The experience we provide and the users we target are different from other mental healthcare services. While most meditation apps and health monitoring apps require self-initiative and perseverance to make it work, Soothey is made to be accessible even for passive users who do not actively seek out a solution. The cute profile image and conversation flow are designed so that students will find it easy and fun to talk to Soothey as opposed to seeing it as a therapy session.
Two major therapy bots on the market are Woebot and Wysa. Both bots follow a well-structured pre-defined flow of conversation based on CBT. It behaves predictably since they do not attempt to understand what the user inputs. The bots do most of the talking. While this approach is robust, it is up to the user to take the bot seriously and think carefully about the prompts or not. Another characteristic of these bots is that one conversation cycle is quite long, hence it is targeted towards people who are seeking for help, rather than casual users hoping for a brief conversation. With the aid of Natural Language Understanding, Soothey focuses on being a good listener rather than being a speaker, so that users can express and digest their thoughts and feel that they are appreciated.

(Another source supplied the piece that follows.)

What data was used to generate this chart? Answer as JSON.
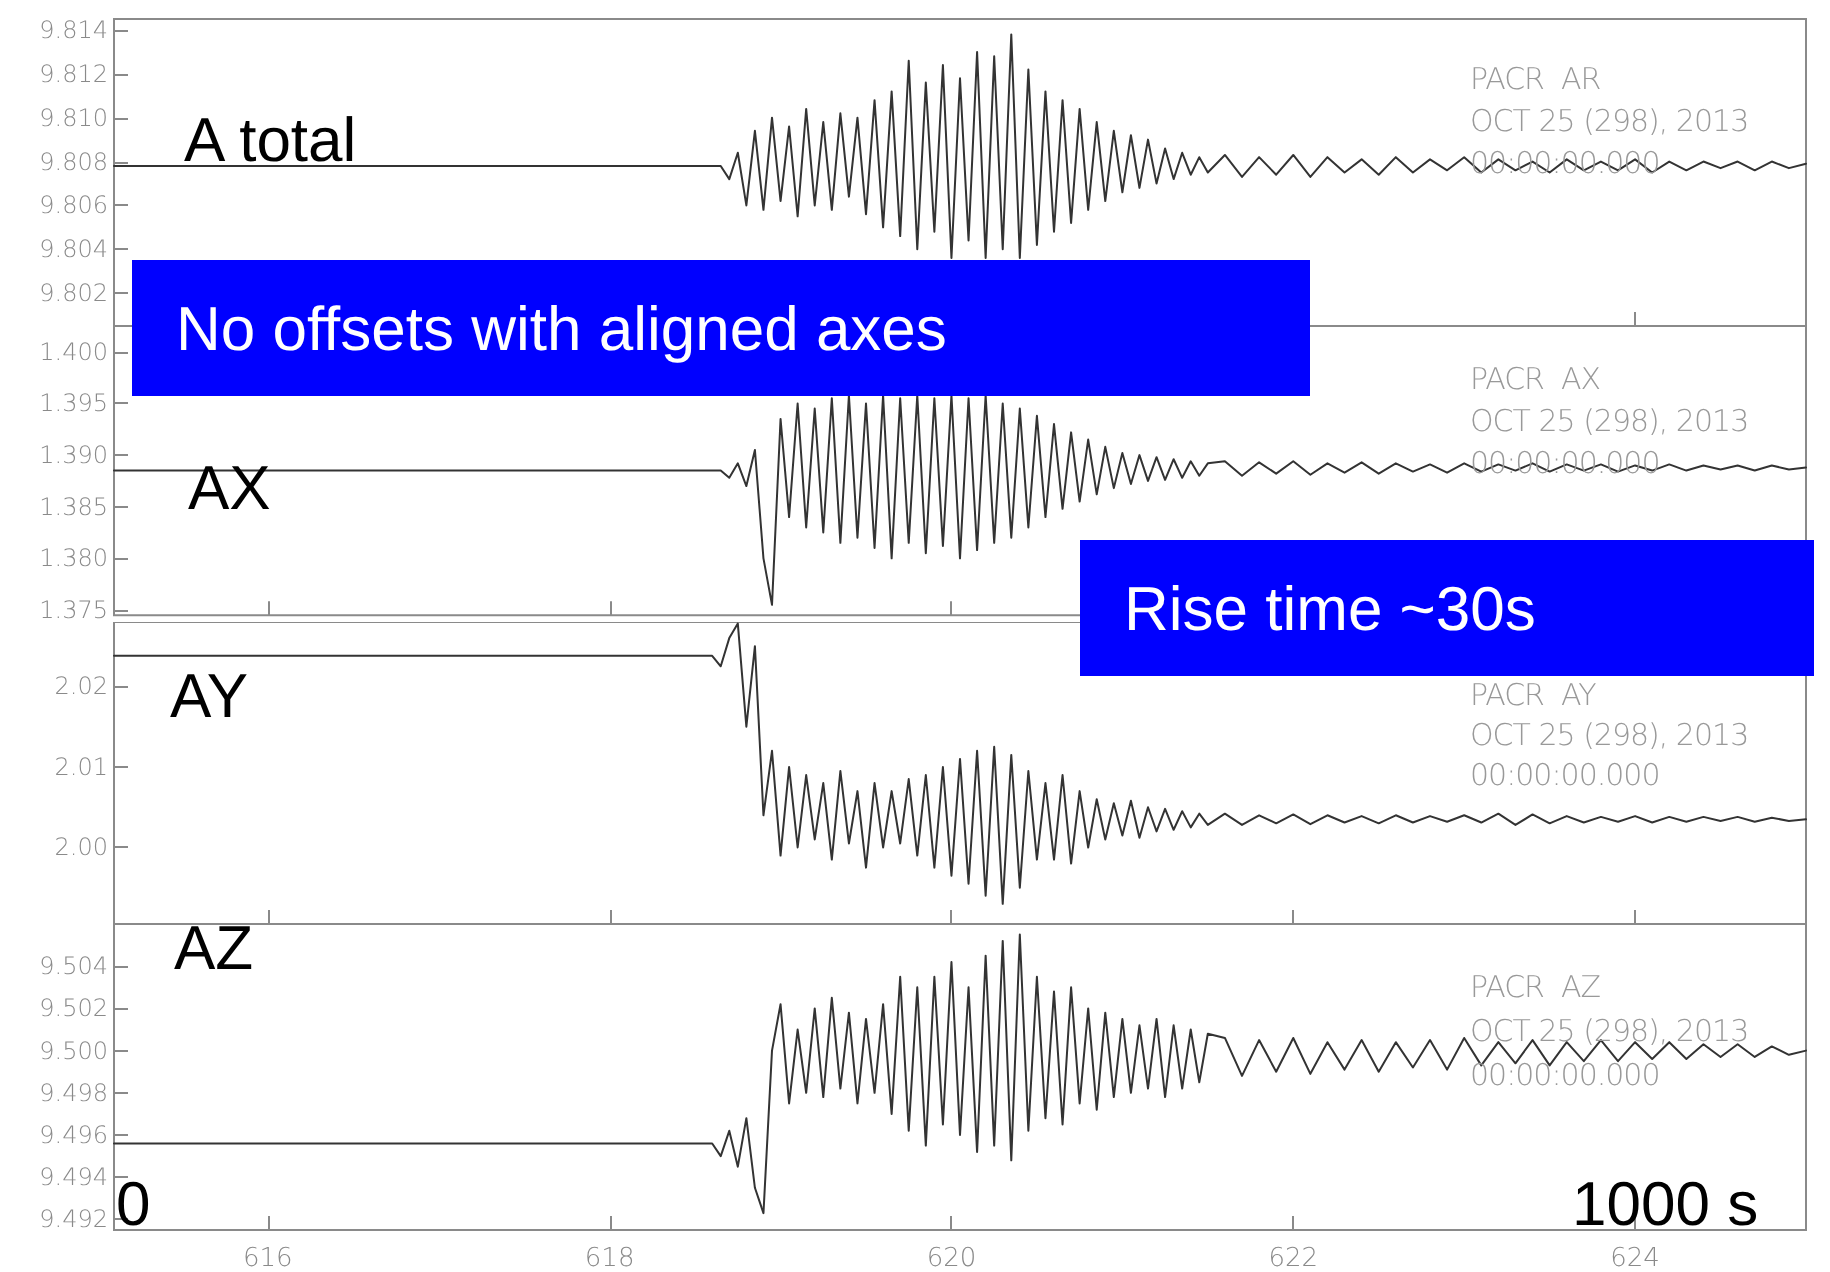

One of the main advantages of our chat bot platform is the integrated service we offer. By narrowing down the target audience to students, we were able to focus on student-specific needs, and design the platform so that it could easily integrate into existing welfare and peer support systems within universities and colleges.
One of our goals is to increase the mental capacity of Soothey by providing a larger training data set. We plan to devise a way to classify a larger corpus of entries into response categories. This will enable Soothey to deliver a more sophisticated and lively responses.
Another useful feature of Soothey will be to automatically produce a diary from the chat record. One element of CBT is to keep a thought diary so that patients could easily keep track on their thought patterns and experiences. Since Soothey is focused on asking daily occurrences and emotions of users, this would be straightforward to integrate. Integrating with Soothey’s ability to detect and classify emotions, we could keep track of daily emotions by displaying them as a graph. This would require user login or Facebook authentication, so some users may be cautious to use this feature due to privacy concerns.
Through partnerships with student organisations we can also address specific needs that can be programmed into Soothey. For example, our chat bot can be set up to provide specific advice on academic matters or give specific contact details for counselling.
Additionally, we believe it will be worthwhile to develop the Soothey character into an animation. Soothey will be able to respond not only with text messages but also with funny emoticons of itself. This will assist in raising awareness of our chat bot and will make it more fun to use.